Quant aux défis hydriques, « nous constatons que les sécheresses répétitives, le réchauffement climatique des dernières années et la pollution ont entraîné une surexploitation des ressources tant profondes et non renouvelables (82% de taux d’exploitation) que des nappes phréatiques (104%). Justement, c’est pour cette raison que nous remarquons que la situation hydrique en Tunisie demeure préoccupante », explique le professeur.

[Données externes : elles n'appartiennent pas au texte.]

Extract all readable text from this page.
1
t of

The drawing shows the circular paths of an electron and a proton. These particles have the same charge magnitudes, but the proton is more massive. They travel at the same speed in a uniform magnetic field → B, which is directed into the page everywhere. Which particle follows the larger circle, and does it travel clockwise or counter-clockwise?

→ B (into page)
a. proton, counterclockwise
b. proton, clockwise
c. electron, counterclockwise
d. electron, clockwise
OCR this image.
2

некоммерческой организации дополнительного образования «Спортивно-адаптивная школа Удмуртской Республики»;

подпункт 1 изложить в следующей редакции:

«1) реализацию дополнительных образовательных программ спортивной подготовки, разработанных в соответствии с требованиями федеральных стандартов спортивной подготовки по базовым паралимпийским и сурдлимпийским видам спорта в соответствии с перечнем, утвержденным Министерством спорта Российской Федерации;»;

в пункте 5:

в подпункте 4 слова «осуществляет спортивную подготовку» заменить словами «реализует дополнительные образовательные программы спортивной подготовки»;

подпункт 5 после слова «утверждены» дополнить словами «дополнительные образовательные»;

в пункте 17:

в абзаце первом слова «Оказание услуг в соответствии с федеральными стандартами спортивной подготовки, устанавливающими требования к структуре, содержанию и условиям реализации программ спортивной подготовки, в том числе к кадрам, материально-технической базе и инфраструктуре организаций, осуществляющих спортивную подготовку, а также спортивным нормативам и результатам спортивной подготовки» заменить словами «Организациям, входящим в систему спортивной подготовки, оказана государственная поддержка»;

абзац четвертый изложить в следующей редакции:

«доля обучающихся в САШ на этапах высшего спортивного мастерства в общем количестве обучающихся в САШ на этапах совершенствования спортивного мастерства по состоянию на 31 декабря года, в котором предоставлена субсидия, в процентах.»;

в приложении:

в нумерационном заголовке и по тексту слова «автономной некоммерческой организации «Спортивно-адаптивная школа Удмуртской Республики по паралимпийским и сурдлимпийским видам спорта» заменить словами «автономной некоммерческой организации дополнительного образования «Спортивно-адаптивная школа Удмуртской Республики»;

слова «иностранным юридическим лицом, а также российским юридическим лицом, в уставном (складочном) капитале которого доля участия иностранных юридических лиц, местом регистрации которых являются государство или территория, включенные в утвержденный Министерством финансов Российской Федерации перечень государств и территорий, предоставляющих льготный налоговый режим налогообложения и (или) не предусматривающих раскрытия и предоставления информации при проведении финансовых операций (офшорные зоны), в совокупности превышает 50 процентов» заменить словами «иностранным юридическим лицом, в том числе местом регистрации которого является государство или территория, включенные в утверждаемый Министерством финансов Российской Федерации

Et d’ajouter : « La gestion de la grande crise hydrique en Tunisie nécessite une approche ou une stratégie combinant des mesures d’urgence à court terme avec des politiques à long terme bien étudiées et bien réfléchies ».

Pour conclure, le professeur devait rappeler que l’équilibre macroéconomique d’un pays constitue une condition nécessaire à son bon fonctionnement et développement. « L’accumulation des déséquilibres peut entraîner un arrêt brutal des flux de capitaux internationaux et un ralentissement de la croissance économique, ce qui impactera le pouvoir d’achat des ménages et introduira le pays dans un cercle vicieux de sous-investissement». Il précise, par ailleurs, qu’il est impératif d’accroître le niveau du produit national (Y), ce qui améliore la consommation (C) et l’épargne des ménages et des entreprises avec celle de l’Etat, facteur qui offre plus d’investissement. « L’activité économique peut être stimulée par une consommation privée dynamique et une forte croissance de l’investissement».